Procédure devant la cour :
Par une requête et un mémoire, enregistrés le 25 janvier 2016 et le 22 août 2016, Mme E..., représentée par Me F...B..., demande à la cour :
1°) d'annuler le jugement du tribunal administratif de Lille du 23 décembre 2015 ;
2°) d'annuler l'arrêté du 21 avril 2015 de la préfète du Pas-de-Calais ;
3°) d'enjoindre à la préfète du Pas-de-Calais de lui délivrer une carte de séjour temporaire dans un délai de quinze jours à compter de la notification de l'arrêt à intervenir, sous astreinte de 150 euros par jour de retard ou, à défaut, de procéder à un nouvel examen de sa situation sous les mêmes conditions de délai et d'astreinte ;
4°) de mettre à la charge de l'Etat une somme de 2 400 euros sur le fondement de l'article L. 761-1 du code de justice administrative.
Elle soutient que :
- la décision de refus de titre de séjour a été prise par une autorité incompétente ;
- elle méconnaît les stipulations de l'article 8 de la convention européenne de sauvegarde des droits de l'homme et des libertés fondamentales ;
- elle est entachée d'une erreur manifeste dans l'appréciation de ses conséquences sur sa situation personnelle ;
- elle est titulaire d'un titre de séjour de longue durée délivré par les autorités italiennes et, par suite, la mesure d'éloignement prise à son encontre n'est pas une décision lui faisant obligation de quitter le territoire français mais une décision de remise aux autorités italiennes ;
- cette décision a été prise par une autorité incompétente ;
- elle est insuffisamment motivée ;
- elle a été prise à l'issue d'une procédure irrégulière dans la mesure où la préfète du Pas-de-Calais ne justifie pas avoir demandé l'accord des autorités italiennes pour procéder à sa réadmission ;
- elle est illégale à raison de l'illégalité de la décision de refus de titre de séjour ;
- elle n'est pas titulaire d'une carte de séjour résident de longue durée-CE délivrée par les autorités italiennes et, par suite, la décision de réadmission a été prise sur le fondement les dispositions des articles L. 531-2 et R. 531-10 du code de l'entrée et du séjour des étrangers et du droit d'asile qui ne lui sont pas applicables ;
- elle s'est vu délivrer une autorisation provisoire de séjour à la suite du dépôt de sa demande d'admission au séjour en France et, par suite, elle entre dans le champ d'application du b) de l'article 6 du décret n° 2000-652 du 4 juillet 2000 portant publication de l'accord entre le gouvernement de la République française et le gouvernement de la République italienne relatif à la réadmission des personnes en situation irrégulière signé le 3 octobre 1997 ;
- elle séjourne depuis plus de six mois sur le territoire français et, par suite, elle ne peut plus faire l'objet d'une réadmission en Italie ;
- elle méconnaît les stipulations de l'article 8 de la convention européenne de sauvegarde des droits de l'homme et des libertés fondamentales ;
- elle est entachée d'une erreur manifeste dans l'appréciation de ses conséquences sur sa situation personnelle ;
- la décision fixant un délai de départ volontaire de trente jours a été prise par une autorité incompétente ;
- elle fait l'objet d'une décision de remise aux autorités italiennes et, par suite, aucune disposition du code de l'entrée et du séjour des étrangers et du droit d'asile ne permet d'assortir cette décision d'un délai de départ volontaire.

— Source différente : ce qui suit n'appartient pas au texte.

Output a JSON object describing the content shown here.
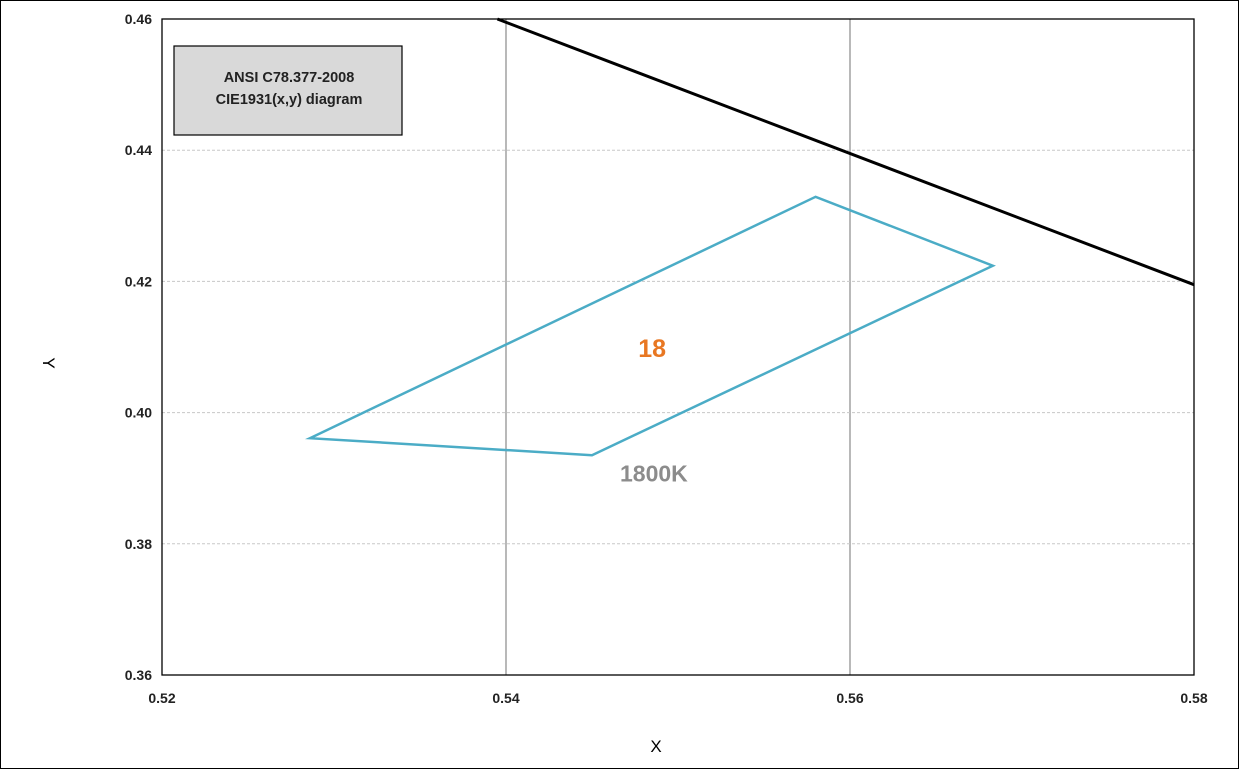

Par un mémoire en défense, enregistré le 5 août 2016, la préfète du Pas-de-Calais conclut au rejet de la requête.
Elle soutient que :
- les moyens soulevés par Mme E...ne sont pas fondés.
Il a été pris acte du désistement de Mme E...de sa demande d'aide juridictionnelle par une décision du 29 février 2016.
Vu les autres pièces du dossier.
Vu :
- la convention européenne de sauvegarde des droits de l'homme et des libertés fondamentales ;
- l'accord franco-marocain du 9 octobre 1987 ;
- le code de l'entrée et du séjour des étrangers et du droit d'asile ;
- la loi n° 79-587 du 11 juillet 1979 ;
- le code de justice administrative.
La présidente de la formation de jugement a dispensé le rapporteur public, sur sa proposition, de prononcer des conclusions à l'audience.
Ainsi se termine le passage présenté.